For comparison, ODVBA demonstrated highest significance in group differences within the identified voxels. In terms of spatial agreement of boundary, ODVBA and the two cluster enhancing methods: O-TFCE and G-TFCE performed the best, while GLM performed the worst, since it tends to blur the true structure of the group difference and do not necessarily conform to the shape of the underlying pathology. With regard to the spatial extent of the detected significant area, ODVBA produced the highest sensitivity of the voxel-based methods. G-TFCE and O-TFCE, as the cluster enhancing methods, demonstrated enhanced statistical power, with O-TFCE outperforming G-TFCE, thereby indicating the synergistic value between ODVBA and TFCE. In addition, in experiments based on classification, ODVBA demonstrated a slight advantage over the other voxel-based methods, and O-TFCE displayed an enhanced performance. In conclusion, ODVBA showed overall higher performance, at least for the criteria tested. In terms of agreement of anatomical boundary, spatial extent of detected area, and classification, it performed competitively with both cluster enhancing methods. It is worth noting that for all tested criteria, O-TFCE performed better than the original G-TFCE, thereby indicating the synergistic value between ODVBA and TFCE.

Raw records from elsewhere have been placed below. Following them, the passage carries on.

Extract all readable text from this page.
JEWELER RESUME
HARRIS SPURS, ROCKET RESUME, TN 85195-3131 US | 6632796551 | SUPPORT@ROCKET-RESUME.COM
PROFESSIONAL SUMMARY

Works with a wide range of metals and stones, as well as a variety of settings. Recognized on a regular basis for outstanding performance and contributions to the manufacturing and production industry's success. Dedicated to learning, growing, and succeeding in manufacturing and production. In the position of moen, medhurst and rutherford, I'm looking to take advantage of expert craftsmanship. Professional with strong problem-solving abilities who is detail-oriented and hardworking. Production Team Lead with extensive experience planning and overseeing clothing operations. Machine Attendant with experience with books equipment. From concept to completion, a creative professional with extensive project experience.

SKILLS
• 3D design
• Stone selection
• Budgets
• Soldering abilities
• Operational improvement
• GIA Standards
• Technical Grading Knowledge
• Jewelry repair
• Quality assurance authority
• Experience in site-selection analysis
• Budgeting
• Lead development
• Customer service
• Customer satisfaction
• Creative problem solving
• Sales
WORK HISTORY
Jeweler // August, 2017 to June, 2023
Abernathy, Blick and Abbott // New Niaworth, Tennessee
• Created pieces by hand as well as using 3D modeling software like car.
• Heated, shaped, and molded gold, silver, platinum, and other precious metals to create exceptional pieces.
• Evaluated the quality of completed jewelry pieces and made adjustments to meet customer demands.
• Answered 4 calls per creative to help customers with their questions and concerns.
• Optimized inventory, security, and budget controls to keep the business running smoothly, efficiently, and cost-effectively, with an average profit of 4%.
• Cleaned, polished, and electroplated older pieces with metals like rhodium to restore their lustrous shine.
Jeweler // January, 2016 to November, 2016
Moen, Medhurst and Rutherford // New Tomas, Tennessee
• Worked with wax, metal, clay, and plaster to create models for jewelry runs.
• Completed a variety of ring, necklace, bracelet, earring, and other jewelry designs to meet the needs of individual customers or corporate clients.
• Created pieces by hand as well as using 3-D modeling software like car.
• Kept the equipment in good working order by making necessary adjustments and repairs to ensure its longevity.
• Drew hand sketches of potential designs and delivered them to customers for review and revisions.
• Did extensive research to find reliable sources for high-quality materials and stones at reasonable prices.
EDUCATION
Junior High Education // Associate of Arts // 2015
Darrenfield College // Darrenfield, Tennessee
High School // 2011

Two typical spatially adaptive smoothing methods: propagation-separation (PS) and wavelet denosing (WL) have been performed for comparison purpose. The experimental results demonstrated the stability of the two methods with varying smoothing kernel sizes, and excellent specificity in terms of agreement of tissue boundary especially shown in Figure 12(a). However, it’s also shown that PS and WL have limited sensitivity to detect the group difference. The reason is that the two methods smooth each single subject separately and do not enhance the discriminative information derived from population. Recently, there is some related work having great potential to tackle this problem. For example, MARM as well as its variant (Li et al 2011, Li et al 2012), has been proposed to extend the original PS method to the case of multiple subjects by incorporating the voxel-wise general statistical modeling for regression analysis. We will investigate their possible applications on two-group comparison analysis in our future work.